On 7/22/2012 10:34 AM, Andreas Säger wrote:
Enter raw data into a spreadsheet (Excel, Gnumeric, Calc, whatever), a
text editor, some dBase application, a true database, whatever.
Connect a Base document to the tabular data source and design a report.
But that's the point isn't it. I've got to enter data into the
spreadsheet. We're in agreement.
Why must I take the time, expense and trouble to "design a report" when
I can get satisfactory results with a bare minimum of time, expense and
trouble using Calc?
Clearly, you know Base and designing said report is no big deal for
you. I think I may have opened Base once, and I simply don't have the
time to learn it, nor the money to pay someone else to do the work for
me. Especially not when a solution presents itself in Calc so readily.

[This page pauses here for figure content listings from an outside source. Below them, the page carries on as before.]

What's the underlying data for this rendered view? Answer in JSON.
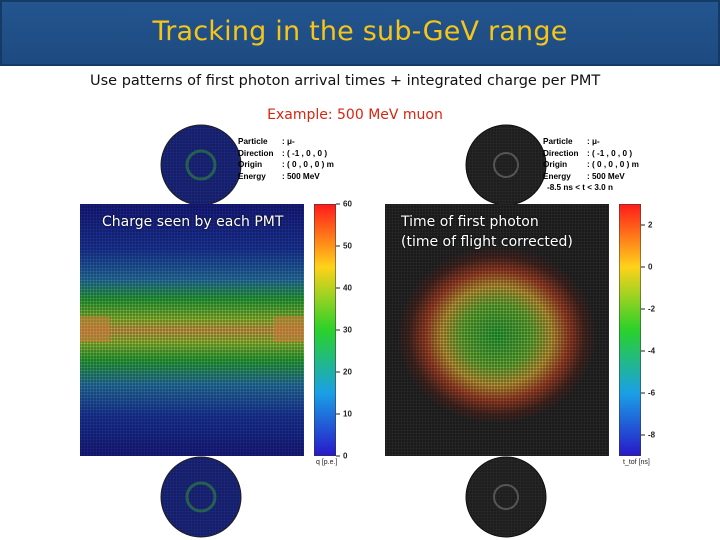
{
  "slide": {
    "title": "Tracking in the sub-GeV range",
    "subtitle": "Use patterns of first photon arrival times + integrated charge per PMT",
    "example": "Example: 500 MeV muon"
  },
  "colors": {
    "title_bg": "#1f4e87",
    "title_text": "#f5c518",
    "example_text": "#d9240f"
  },
  "panels": [
    {
      "overlay_label": "Charge seen by each PMT",
      "info": [
        {
          "key": "Particle",
          "value": ": μ-"
        },
        {
          "key": "Direction",
          "value": ": ( -1 , 0 , 0 )"
        },
        {
          "key": "Origin",
          "value": ": ( 0 , 0 , 0 ) m"
        },
        {
          "key": "Energy",
          "value": ": 500 MeV"
        }
      ],
      "colorbar": {
        "ticks": [
          "60",
          "50",
          "40",
          "30",
          "20",
          "10",
          "0"
        ],
        "range": [
          0,
          60
        ],
        "label": "q [p.e.]"
      }
    },
    {
      "overlay_label_1": "Time of first photon",
      "overlay_label_2": "(time of flight corrected)",
      "info": [
        {
          "key": "Particle",
          "value": ": μ-"
        },
        {
          "key": "Direction",
          "value": ": ( -1 , 0 , 0 )"
        },
        {
          "key": "Origin",
          "value": ": ( 0 , 0 , 0 ) m"
        },
        {
          "key": "Energy",
          "value": ": 500 MeV"
        }
      ],
      "time_window": "-8.5 ns < t < 3.0 n",
      "colorbar": {
        "ticks": [
          "2",
          "0",
          "-2",
          "-4",
          "-6",
          "-8"
        ],
        "range": [
          -9,
          3
        ],
        "label": "t_tof [ns]"
      }
    }
  ]
}
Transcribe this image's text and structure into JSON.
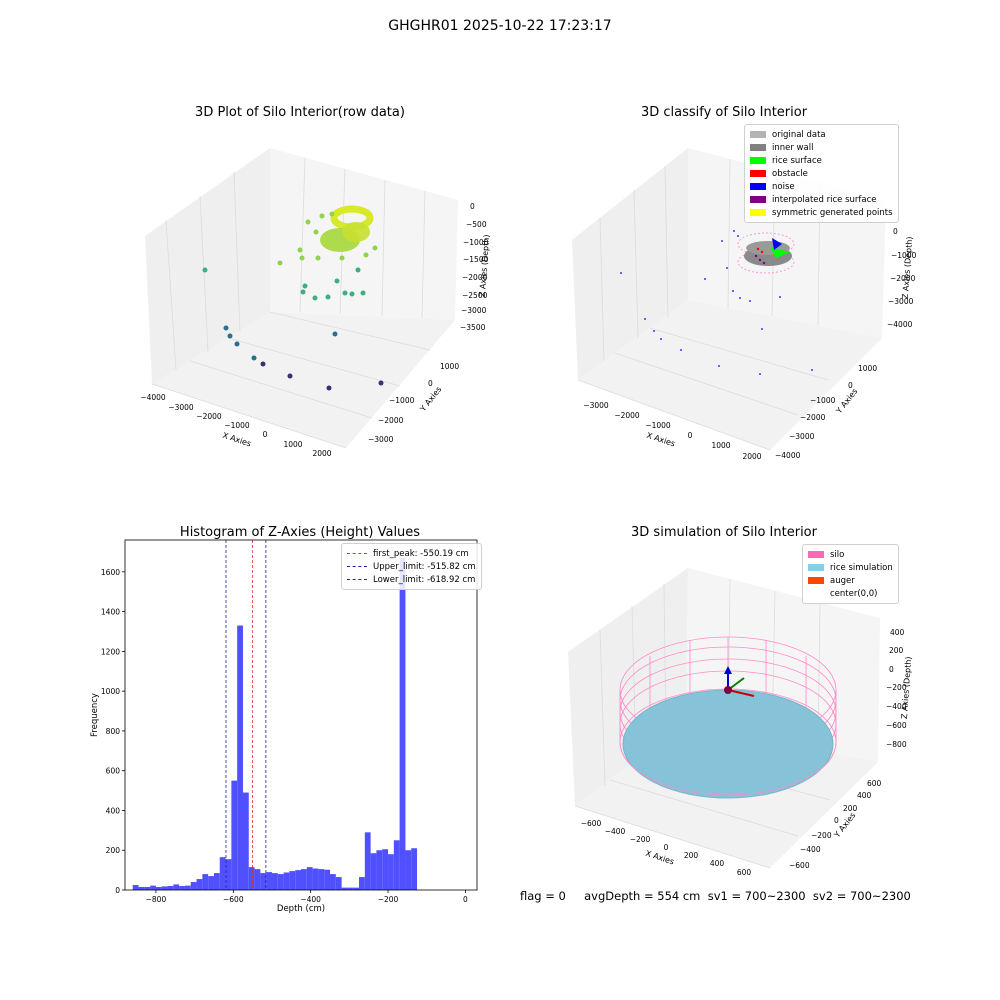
{
  "figure": {
    "suptitle": "GHGHR01 2025-10-22 17:23:17",
    "footer": "flag = 0     avgDepth = 554 cm  sv1 = 700~2300  sv2 = 700~2300"
  },
  "panels": {
    "raw": {
      "title": "3D Plot of Silo Interior(row data)",
      "xlabel": "X Axies",
      "ylabel": "Y Axies",
      "zlabel": "Z Axies (Depth)",
      "xticks": [
        "−4000",
        "−3000",
        "−2000",
        "−1000",
        "0",
        "1000",
        "2000"
      ],
      "yticks": [
        "1000",
        "0",
        "−1000",
        "−2000",
        "−3000"
      ],
      "zticks": [
        "0",
        "−500",
        "−1000",
        "−1500",
        "−2000",
        "−2500",
        "−3000",
        "−3500"
      ]
    },
    "classify": {
      "title": "3D classify of Silo Interior",
      "xlabel": "X Axies",
      "ylabel": "Y Axies",
      "zlabel": "Z Axies (Depth)",
      "xticks": [
        "−3000",
        "−2000",
        "−1000",
        "0",
        "1000",
        "2000"
      ],
      "yticks": [
        "1000",
        "0",
        "−1000",
        "−2000",
        "−3000",
        "−4000"
      ],
      "zticks": [
        "0",
        "−1000",
        "−2000",
        "−3000",
        "−4000"
      ],
      "legend": [
        {
          "label": "original data",
          "color": "#b3b3b3"
        },
        {
          "label": "inner wall",
          "color": "#808080"
        },
        {
          "label": "rice surface",
          "color": "#00ff00"
        },
        {
          "label": "obstacle",
          "color": "#ff0000"
        },
        {
          "label": "noise",
          "color": "#0000ff"
        },
        {
          "label": "interpolated rice surface",
          "color": "#800080"
        },
        {
          "label": "symmetric generated points",
          "color": "#ffff00"
        }
      ]
    },
    "simulation": {
      "title": "3D simulation of Silo Interior",
      "xlabel": "X Axies",
      "ylabel": "Y Axies",
      "zlabel": "Z Axies (Depth)",
      "xticks": [
        "−600",
        "−400",
        "−200",
        "0",
        "200",
        "400",
        "600"
      ],
      "yticks": [
        "600",
        "400",
        "200",
        "0",
        "−200",
        "−400",
        "−600"
      ],
      "zticks": [
        "400",
        "200",
        "0",
        "−200",
        "−400",
        "−600",
        "−800"
      ],
      "legend": [
        {
          "label": "silo",
          "color": "#ff69b4"
        },
        {
          "label": "rice simulation",
          "color": "#87ceeb"
        },
        {
          "label": "auger",
          "color": "#ff4500"
        },
        {
          "label": "center(0,0)",
          "color": "#ffffff"
        }
      ]
    }
  },
  "chart_data": {
    "type": "bar",
    "title": "Histogram of Z-Axies (Height) Values",
    "xlabel": "Depth (cm)",
    "ylabel": "Frequency",
    "xlim": [
      -880,
      30
    ],
    "ylim": [
      0,
      1760
    ],
    "xticks": [
      -800,
      -600,
      -400,
      -200,
      0
    ],
    "yticks": [
      0,
      200,
      400,
      600,
      800,
      1000,
      1200,
      1400,
      1600
    ],
    "bin_start": -860,
    "bin_width": 15,
    "bar_color": "#5050ff",
    "values": [
      25,
      15,
      15,
      22,
      15,
      18,
      20,
      28,
      20,
      22,
      40,
      55,
      80,
      70,
      85,
      165,
      155,
      550,
      1330,
      490,
      115,
      105,
      85,
      90,
      85,
      80,
      88,
      95,
      100,
      105,
      115,
      108,
      105,
      102,
      80,
      65,
      12,
      12,
      12,
      65,
      290,
      185,
      200,
      205,
      180,
      250,
      1670,
      200,
      210
    ],
    "vlines": [
      {
        "label": "first_peak: -550.19 cm",
        "x": -550.19,
        "color": "#e03030"
      },
      {
        "label": "Upper_limit: -515.82 cm",
        "x": -515.82,
        "color": "#2020a0"
      },
      {
        "label": "Lower_limit: -618.92 cm",
        "x": -618.92,
        "color": "#2020a0"
      }
    ],
    "legend_loc": "upper right"
  }
}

Yes, your solution is elegant, ideal and based in academia where people
have all the time in the world to learn applications and techniques and
then design dream or "best practice" solutions. In the world of
business it's about simplicity, speed, expense and return on
investment. I can hire a virtual assistant from a third world country
for less than $2 an hour, who already knows how to use a spreadsheet
(not that cut & pasting requires much knowledge), whereas to hire a
programmer to design a report would cost in excess of $8 an hour (and
everytime I need a change I either have to go find that same contractor
who now charges more, or start the interview process all over again; a
time consuming task) - plus I still need to hire the assistant that ends
up doing just about the exact same (busy) work anyway. So where is the
economical benefit to your solution?
Your solution works for you because you have not considered the real
cost of implementing it. It may be "best practice" from an academic,
engineering and/or scientific standpoint, but from a SMALL business
perspective it makes little sense. You've absorbed the cost of your own
time and pegged it's value at zero. I'm taking real dollars out of my
own pocket and paying someone to do the work. It's the same reason why
people hire housekeepers - if the cost of the housekeeper were more than
the employers income they couldn't afford to pay the housekeeper for
long and would eventually have to clean their own house. You're
cleaning your own house and that works for you. Great! I prefer to pay
someone so I'm free to focus my time on what I hope are more profitable
endeavors.
As a matter of fact, database forms (even Base forms) provide much
faster and less error prone ways of data entry. In the last 2 years I
replaced a dozend of useless spreadsheet lists with simple databases
because "my users" never really got used to spreadsheet editing
(navigation, dates, numbers, clear, delete, ...). Spreadsheets are too
versatile for untrained users. Wrong data yield wrong results. My
databases collect a thousand of manually entered records per month on
a local network.
So really you're trying to apply a one-size-fits-all approach. My users
(1 or 2 assistants) already know how to use spreadsheets so technically
they're not "untrained", whereas your users do not know how. You
collect thousands of MANUALLY entered records per month. I might have
maybe a thousand or so records total, which can be cut & pasted from
website to spreadsheet. My needs are different than yours. Any
solution needs to take the customer's needs and unique situation into
account and in this case I'm the customer.